The Citizen (KZN)

What last days of parly tell us

- Richard Chemaly

You’ve probably heard, but we have this election thing happening in a couple of months. You may think it’s as simple as selecting our seventh democratic parliament but what about the sixth one? Yes, the score cards will be out and there will be publicatio­ns who rate parties against their 2019 promises. That’s vegetable; healthy and necessary but hardly fun. The meat is in what the sixth parliament does in its dying days.

We’ve already learned about the Bill that allows the executive to change the threshold that determines whether political parties need to declare single donor funding – with hints of something to hide. We know that Cyril probably won’t sign a couple of Bills on his desk.

We can also see whether some people are putting their election campaigns ahead of their existing legislativ­e jobs. You know… doing that thing where they do nothing in the job that they have to convince you they need another five years to do nothing. It’s very South African.

The Parliament­ary Monitoring Group is already reporting some 44% attendance in parliament­ary committee meetings.

With about 30 Bills sitting in the national assembly and another 20 in the national council of provinces (NCOP), it’s surprising that from 2 April, members of the National Assembly have “constituen­cy period” until the election.

The poor losers in the NCOP will have their constituen­cy periods chopped halfway through April, and who knows what they’ll be doing after that?

And now a grade 9 math question: what do you get when you divide 400 MPs with five years? A remainder of 50 Bills. And it’s not like that’s their only job but when you’re earning 100k a month, you’re not really in a position to cry about being overworked.

Let’s be honest though, an MPs job is hardly up there with the toughest in the country.

Try being a domestic worker in a household that used to be upper middle class but is now just middle class and refusing to admit it. Now that’s a tough gig.

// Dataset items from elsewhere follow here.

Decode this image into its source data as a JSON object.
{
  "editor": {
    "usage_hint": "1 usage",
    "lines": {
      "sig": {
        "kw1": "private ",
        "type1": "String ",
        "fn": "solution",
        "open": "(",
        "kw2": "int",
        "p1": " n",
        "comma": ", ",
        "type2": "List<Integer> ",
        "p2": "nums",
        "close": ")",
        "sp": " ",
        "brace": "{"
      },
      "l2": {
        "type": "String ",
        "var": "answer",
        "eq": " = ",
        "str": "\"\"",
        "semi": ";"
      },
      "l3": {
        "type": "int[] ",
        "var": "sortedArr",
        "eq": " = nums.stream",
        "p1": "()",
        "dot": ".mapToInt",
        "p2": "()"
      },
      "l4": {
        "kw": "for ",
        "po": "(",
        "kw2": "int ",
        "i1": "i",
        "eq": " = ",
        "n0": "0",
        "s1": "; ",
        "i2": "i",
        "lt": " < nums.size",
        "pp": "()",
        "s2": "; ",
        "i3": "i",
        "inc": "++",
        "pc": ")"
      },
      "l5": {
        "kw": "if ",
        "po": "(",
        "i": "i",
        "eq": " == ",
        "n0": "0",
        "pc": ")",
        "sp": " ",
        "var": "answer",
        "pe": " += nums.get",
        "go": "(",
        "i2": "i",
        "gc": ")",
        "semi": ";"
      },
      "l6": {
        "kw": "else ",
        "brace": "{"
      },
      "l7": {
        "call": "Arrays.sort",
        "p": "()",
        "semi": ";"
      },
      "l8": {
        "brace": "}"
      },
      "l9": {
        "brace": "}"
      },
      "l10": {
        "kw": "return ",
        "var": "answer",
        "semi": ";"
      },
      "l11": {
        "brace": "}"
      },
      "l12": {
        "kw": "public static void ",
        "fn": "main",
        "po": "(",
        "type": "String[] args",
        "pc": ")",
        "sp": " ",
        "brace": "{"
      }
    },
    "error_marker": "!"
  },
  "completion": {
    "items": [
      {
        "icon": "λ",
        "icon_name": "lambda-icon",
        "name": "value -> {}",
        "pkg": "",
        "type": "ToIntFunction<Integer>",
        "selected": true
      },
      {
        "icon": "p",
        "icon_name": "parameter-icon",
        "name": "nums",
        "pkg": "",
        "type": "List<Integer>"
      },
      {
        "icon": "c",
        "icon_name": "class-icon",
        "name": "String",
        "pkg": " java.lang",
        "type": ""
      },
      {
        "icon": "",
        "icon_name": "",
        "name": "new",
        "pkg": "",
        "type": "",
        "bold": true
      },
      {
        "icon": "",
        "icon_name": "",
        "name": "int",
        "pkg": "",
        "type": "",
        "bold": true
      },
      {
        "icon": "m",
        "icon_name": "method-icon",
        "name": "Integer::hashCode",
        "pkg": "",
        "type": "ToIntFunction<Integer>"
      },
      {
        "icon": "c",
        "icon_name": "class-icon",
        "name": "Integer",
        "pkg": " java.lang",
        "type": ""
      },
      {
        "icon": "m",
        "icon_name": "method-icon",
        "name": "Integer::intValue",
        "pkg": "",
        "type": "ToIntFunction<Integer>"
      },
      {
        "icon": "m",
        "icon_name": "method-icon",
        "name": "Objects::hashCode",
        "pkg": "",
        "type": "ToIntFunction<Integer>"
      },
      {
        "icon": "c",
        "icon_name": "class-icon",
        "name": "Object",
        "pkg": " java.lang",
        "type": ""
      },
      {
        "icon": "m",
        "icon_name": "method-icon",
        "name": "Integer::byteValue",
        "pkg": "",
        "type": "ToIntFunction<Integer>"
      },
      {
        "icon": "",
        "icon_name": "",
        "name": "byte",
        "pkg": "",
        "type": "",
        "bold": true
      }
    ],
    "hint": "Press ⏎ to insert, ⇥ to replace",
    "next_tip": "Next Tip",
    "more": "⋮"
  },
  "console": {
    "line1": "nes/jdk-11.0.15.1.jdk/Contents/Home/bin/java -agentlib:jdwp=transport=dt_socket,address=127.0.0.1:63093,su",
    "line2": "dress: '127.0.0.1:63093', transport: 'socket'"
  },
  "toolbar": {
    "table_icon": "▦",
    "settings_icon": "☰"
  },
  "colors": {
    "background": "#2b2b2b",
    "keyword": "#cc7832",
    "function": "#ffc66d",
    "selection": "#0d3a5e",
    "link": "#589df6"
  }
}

So for all the talk on the big changes, where are they? What has parliament actually given us over the last five years that’s worth talking about? A couple of amendments? Some copyright rubbish that will never be assented to? And where is our private dagga? That was a whole parliament ago that the Constituti­onal Court got stoners out of bed.

National Health Insurance? Expropriat­ion? Five years to get that right and they couldn’t even get it right. I’ve been around a long time and if there’s any company anywhere that pays 400 people over a million a year to get those kinds of results, the lights would probably be off.

The sixth parliament hardly inspired. Oh they dealt with shoddy judges and a weird public protector, sure. But it’s not really a bragging right to say that your biggest achievemen­ts were only as a result of terrible people offering you the low-hanging fruit of action, rather than actually progressiv­ely achieving what you set out for at the beginning of the term.

And now, as we sit at the horizon of term number 7, let us reflect on how insipid the last five years in the legislatur­e have been. But it’s not like you could expect much more from the batting partnershi­p of ol’ Thandi Modise and Nosiviwe Mapisa-Nqakula.

If there’s anything positive to say about this parliament­ary term, it’s that at least it would be one that’s easy to forget. But forgetful terms don’t exactly take the country forward and while everybody will likely be thinking of who the next president will be, there’s something a lot more pressing. We’re going to indirectly be choosing 400 people to pass laws and hold the exec and judiciary to account in a few months.

Here’s to hoping they offer us more than lukewarm soup with a remainder of Bills.

The sixth parliament hardly inspired. If there’s anything positive to say about this parliament­ary term, it’s that at least it would be easy to forget.